It sounds scary, and that's all that matters to me.
What matters to me is my son born with mild autism and I would not wish disorder on any other other child or parent raising that child. Certainly not for the sake of pharmaceutical profits.
Mate, I was born with mild autism, though it wasn't diagnosed until I was in my forties. As a result, my school life was hell, and I wouldn't want anyone else to go through that.
However, as diagnosis is now routine, life with mild autism is not much of a hardship. The neurodivergent brain even has employment advantages in some fields (particularly computing).
And the real kicker? I was born at a time when measles vacination was typically done at the age of three and a half in my country, and I contracted the disease a few months before my vaccination was due, and nearly died from it. I was in a coma for nine days at the age of three, and there were genuine concerns that I might die, or be permanently blind, or suffer brain damage. I still have no brown fat - in that nine days of no food and only IV fluids I burned through my entire lifetime supply, so I really struggle with cold weather.

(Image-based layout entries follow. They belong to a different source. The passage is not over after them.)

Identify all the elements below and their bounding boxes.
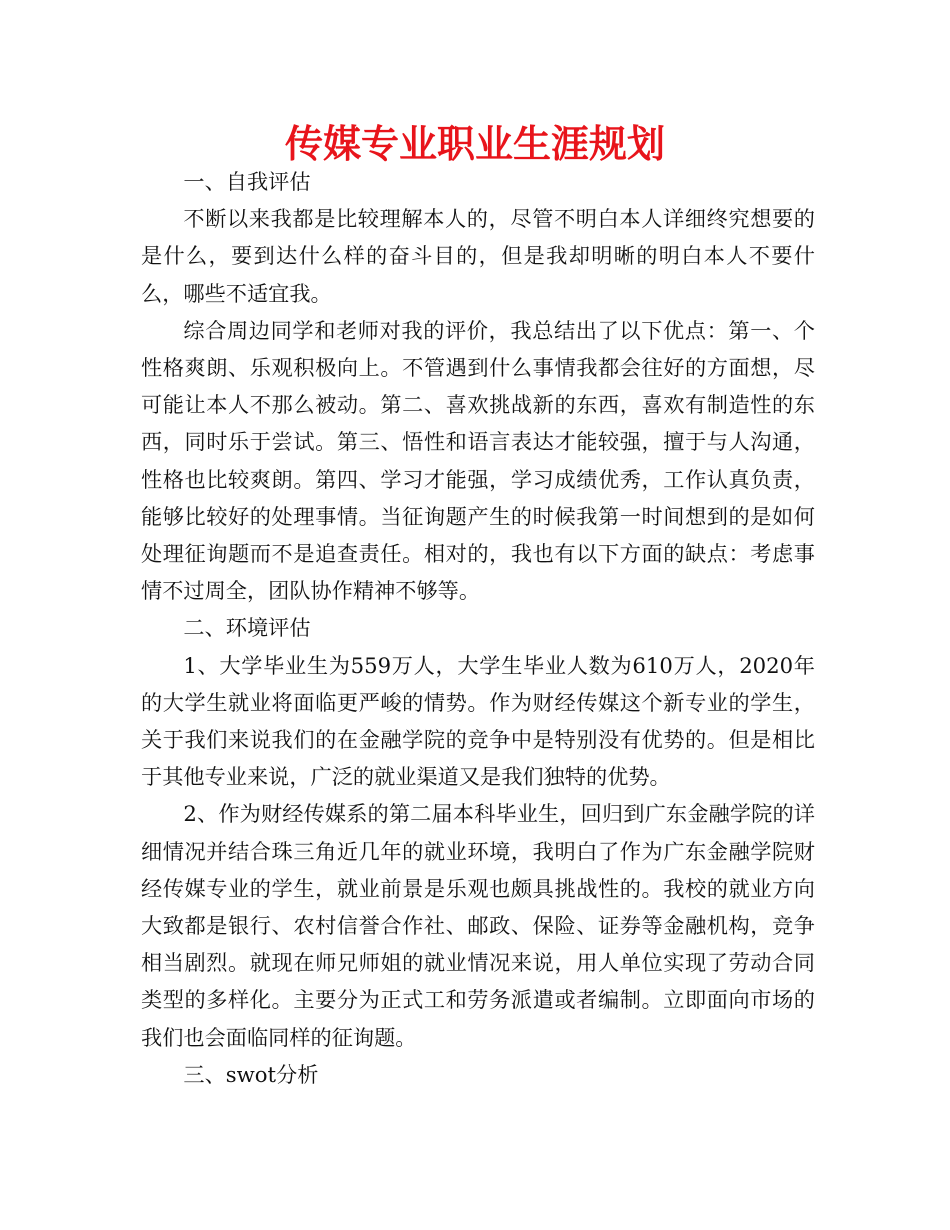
paragraph-self-understanding: 不断以来我都是比较理解本人的，尽管不明白本人详细终究想要的是什么，要到达什么样的奋斗目的，但是我却明晰的明白本人不要什么，哪些不适宜我。 (141, 206, 815, 306)
paragraph-strengths-weaknesses: 综合周边同学和老师对我的评价，我总结出了以下优点：第一、个性格爽朗、乐观积极向上。不管遇到什么事情我都会往好的方面想，尽可能让本人不那么被动。第二、喜欢挑战新的东西，喜欢有制造性的东西，同时乐于尝试。第三、悟性和语言表达才能较强，擅于与人沟通，性格也比较爽朗。第四、学习才能强，学习成绩优秀，工作认真负责，能够比较好的处理事情。当征询题产生的时候我第一时间想到的是如何处理征询题而不是追查责任。相对的，我也有以下方面的缺点：考虑事情不过周全，团队协作精神不够等。 (141, 317, 815, 604)
paragraph-graduate-employment: 1、大学毕业生为559万人，大学生毕业人数为610万人，2020年的大学生就业将面临更严峻的情势。作为财经传媒这个新专业的学生，关于我们来说我们的在金融学院的竞争中是特别没有优势的。但是相比于其他专业来说，广泛的就业渠道又是我们独特的优势。 (141, 652, 815, 790)
section-heading-environment-assessment: 二、环境评估 (183, 615, 311, 641)
document-body (141, 163, 815, 1093)
section-heading-self-assessment: 一、自我评估 (183, 169, 311, 194)
paragraph-career-outlook: 2、作为财经传媒系的第二届本科毕业生，回归到广东金融学院的详细情况并结合珠三角近几年的就业环境，我明白了作为广东金融学院财经传媒专业的学生，就业前景是乐观也颇具挑战性的。我校的就业方向大致都是银行、农村信誉合作社、邮政、保险、证券等金融机构，竞争相当剧烈。就现在师兄师姐的就业情况来说，用人单位实现了劳动合同类型的多样化。主要分为正式工和劳务派遣或者编制。立即面向市场的我们也会面临同样的征询题。 (141, 801, 815, 1050)
document-title: 传媒专业职业生涯规划 (284, 122, 665, 166)
section-heading-swot: 三、swot分析 (183, 1061, 319, 1087)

If my parents could have chosen in advance one disease that I would not get, knowing all the consequences of their choice, they would not have hesitated to get me vaccinated against measles earlier, even if doing so was a certain cause of my mild autism - which it couldn't have been, 'cause I was never vaccinated against measles.
Until the 1950s, measles
killed hundreds of people, mostly children,
every year in the UK. The first vaccinations for measles were given at three and a half years, before a child started school. The year I got it, thirty two people died (I was nearly the 33rd). Vaccinations were routinely given at 12 months from the late 1980s onwards, and measles deaths fell to an average of 1.8 per year in the 1990s. In the entire period from 1990 to 2017 there were 32 measles deaths in the UK - the same number as in the single year that I contracted the disease. (
source)
Nobody in the 1950s, seeing thousands of dead children each year, was in any serious doubt that a vaccine was absolutely necessary, and even one with occasional deleterious side effects would have been welcomed. However, there is zero evidence of any link between vaccines and autism.
The
only study
ever to find a link between MMR vaccine and autism was authored by
Andrew Wakefield, who stood to earn up to £43 million a year from the sale of test kits.
That's right - the link between vaccines and autism was
a lie told for the sole purpose of the "pharmaceutical profits" you rightly despise as a motive.
Wakefield was struck off, and the paper withdrawn, but the legacy of his fraud lives on. The idea that there is any link is a dumb rumour started by a known fraudster, but (unlike the unprotected children it is harming) that rumor just will not die.